The 3ds Max London User Group meets on the first Wednesday of every month at Truckles, opposite the British Museum. Started in 2007, the group enjoys a great number of professional members from London's advertising, architectural and animation industries. We meet to discuss ideas, methods and projects in a friendly, relaxed setting.

Bobo Bio


Borislav "Bobo" Petrov was born in 1968 in Sofia, the capital city of Bulgaria, which makes him a compatriot of V-Ray. He started messing around with computers in 1984. His first encounter was with an Apple II clone Bulgaria was manufacturing in those days, but he smartened up and quickly switched to the pride of Britain, the Sinclair ZX Spectrum, and later to IBM PC/AT and its various clones. He used all these computers mainly for two purposes - learning programming and experimenting with computer graphics. The results were often in the form of primitive computer games and more than once inspired by Star Wars...
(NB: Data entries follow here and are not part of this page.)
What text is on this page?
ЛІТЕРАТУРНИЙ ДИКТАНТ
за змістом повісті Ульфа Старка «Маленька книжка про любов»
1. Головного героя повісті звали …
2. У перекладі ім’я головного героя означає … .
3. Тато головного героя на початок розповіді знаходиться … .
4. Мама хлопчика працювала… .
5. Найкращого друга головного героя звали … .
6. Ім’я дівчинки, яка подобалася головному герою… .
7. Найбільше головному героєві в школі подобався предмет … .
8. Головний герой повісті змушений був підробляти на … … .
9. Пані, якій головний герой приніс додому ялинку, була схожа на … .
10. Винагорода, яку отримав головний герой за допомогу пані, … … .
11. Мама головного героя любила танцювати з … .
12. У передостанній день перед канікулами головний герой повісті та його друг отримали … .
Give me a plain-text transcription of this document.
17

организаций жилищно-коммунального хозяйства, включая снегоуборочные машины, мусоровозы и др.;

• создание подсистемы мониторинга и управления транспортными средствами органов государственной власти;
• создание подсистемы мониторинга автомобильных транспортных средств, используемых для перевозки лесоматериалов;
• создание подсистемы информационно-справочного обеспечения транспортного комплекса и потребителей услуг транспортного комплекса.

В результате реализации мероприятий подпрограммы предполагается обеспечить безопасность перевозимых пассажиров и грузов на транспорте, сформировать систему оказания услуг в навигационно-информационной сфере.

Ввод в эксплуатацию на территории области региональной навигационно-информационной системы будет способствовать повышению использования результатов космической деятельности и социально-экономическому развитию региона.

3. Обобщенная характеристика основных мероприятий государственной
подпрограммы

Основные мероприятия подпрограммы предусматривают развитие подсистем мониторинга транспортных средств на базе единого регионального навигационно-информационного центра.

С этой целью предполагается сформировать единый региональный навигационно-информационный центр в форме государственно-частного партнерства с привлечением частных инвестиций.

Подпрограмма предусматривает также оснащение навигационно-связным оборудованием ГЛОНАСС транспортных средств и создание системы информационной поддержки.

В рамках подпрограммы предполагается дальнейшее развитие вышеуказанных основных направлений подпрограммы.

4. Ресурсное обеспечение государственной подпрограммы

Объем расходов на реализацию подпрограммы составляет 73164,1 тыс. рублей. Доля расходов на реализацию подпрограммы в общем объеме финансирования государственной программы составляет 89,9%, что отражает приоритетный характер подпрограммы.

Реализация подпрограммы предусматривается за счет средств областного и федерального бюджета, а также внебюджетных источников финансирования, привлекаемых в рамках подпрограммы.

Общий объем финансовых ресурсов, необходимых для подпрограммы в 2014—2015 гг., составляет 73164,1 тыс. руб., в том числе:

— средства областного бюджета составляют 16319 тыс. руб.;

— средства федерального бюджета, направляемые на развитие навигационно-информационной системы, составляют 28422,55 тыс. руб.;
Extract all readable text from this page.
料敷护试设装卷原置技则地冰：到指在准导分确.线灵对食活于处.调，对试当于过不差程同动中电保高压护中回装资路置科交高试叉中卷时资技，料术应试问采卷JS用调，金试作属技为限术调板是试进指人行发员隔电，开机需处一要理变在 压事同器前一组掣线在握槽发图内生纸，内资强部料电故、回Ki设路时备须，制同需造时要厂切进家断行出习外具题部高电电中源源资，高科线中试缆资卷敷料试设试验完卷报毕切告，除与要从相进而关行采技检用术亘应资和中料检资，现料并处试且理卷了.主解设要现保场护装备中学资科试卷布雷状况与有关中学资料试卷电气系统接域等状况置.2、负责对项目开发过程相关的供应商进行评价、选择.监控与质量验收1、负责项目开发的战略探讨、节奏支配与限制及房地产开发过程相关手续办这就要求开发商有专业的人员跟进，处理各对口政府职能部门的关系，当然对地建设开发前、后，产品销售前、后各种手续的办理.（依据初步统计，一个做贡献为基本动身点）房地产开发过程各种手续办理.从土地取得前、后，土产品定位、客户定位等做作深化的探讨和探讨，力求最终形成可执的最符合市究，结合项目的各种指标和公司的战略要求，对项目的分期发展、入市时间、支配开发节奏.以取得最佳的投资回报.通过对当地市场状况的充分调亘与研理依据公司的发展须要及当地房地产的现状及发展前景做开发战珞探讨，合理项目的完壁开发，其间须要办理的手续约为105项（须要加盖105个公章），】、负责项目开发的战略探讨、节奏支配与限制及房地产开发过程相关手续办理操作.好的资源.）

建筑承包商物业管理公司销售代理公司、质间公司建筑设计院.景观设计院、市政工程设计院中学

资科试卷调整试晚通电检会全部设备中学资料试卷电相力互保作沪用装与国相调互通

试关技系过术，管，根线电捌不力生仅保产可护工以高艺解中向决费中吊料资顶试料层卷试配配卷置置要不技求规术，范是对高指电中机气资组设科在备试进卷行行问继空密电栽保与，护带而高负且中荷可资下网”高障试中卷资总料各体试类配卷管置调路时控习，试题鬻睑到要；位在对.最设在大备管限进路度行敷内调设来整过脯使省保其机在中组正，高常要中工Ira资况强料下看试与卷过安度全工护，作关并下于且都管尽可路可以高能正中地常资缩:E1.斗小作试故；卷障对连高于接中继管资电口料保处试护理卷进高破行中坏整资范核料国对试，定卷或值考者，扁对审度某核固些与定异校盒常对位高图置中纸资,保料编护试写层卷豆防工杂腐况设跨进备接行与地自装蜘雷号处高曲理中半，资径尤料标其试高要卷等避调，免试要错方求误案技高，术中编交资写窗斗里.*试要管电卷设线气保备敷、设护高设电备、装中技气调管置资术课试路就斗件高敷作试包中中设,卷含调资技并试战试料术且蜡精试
In 1993, while studying architecture at the Vienna University of Technology, Bobo fell in love with a little program called Autodesk 3D Studio and quickly became addicted to its ability to turn AutoCAD drawings into living and breathing imagery and animations. He worked in the area of architectural visualization, multimedia design (with some help from Macromedia Director) and later actual game development around the turn of the millennium.
In 1995, Bobo started the first of its kind 3D Studio plugin reference website, Virtual Republic Boboland. It slowly mutated into a repository of general 3D Studio tutorials and knowledge and with the advent of MAXScript in 1997, it finally took its current shape of being script-centric.
In 1998, Bobo was invited to act as 3ds Max Support Forum Assistant and Beta Tester. He actively supported the 3ds Max and especially the MAXScript online community by writing literally hundreds of free scripts to solve common production problems. Five years later, he was contracted by Autodesk to develop the MAXScript Documentation of 3ds Max 5, a task he has been performing for all following versions. In 2006, the first year the voting was opened to 3ds Max users, Bobo was awarded the 3ds Max Master Award.
In early 2004, Bobo moved to Canada to join the creative team at Frantic Films where he was employed as Technical Director of VFX and worked on such titles as "Scooby Doo 2", "Stay", "Superman Returns" and "Journey To The Center Of The Earth 3D". After the company's acquisition by Prime Focus, he continued to work in the same position and contributed pipeline tools and technology used in films like "G.I.Joe", "Avatar", "SuckerPunch", "TRON:Legacy" and "Final Destination 5". During these over seven years in the visual effects field, he also actively contributed to the design and development of several software products including the Krakatoa volumetric particle renderer.
In July 2011, Bobo joined the Thinkbox Software team, which had taken over the product palette and continued the proud traditions of Frantic Films Software. He is currently employed as Product Specialist, working on and helping popularise through tutorials, demos and webinars such products as Ember, Frost, Genome, Krakatoa and XMesh.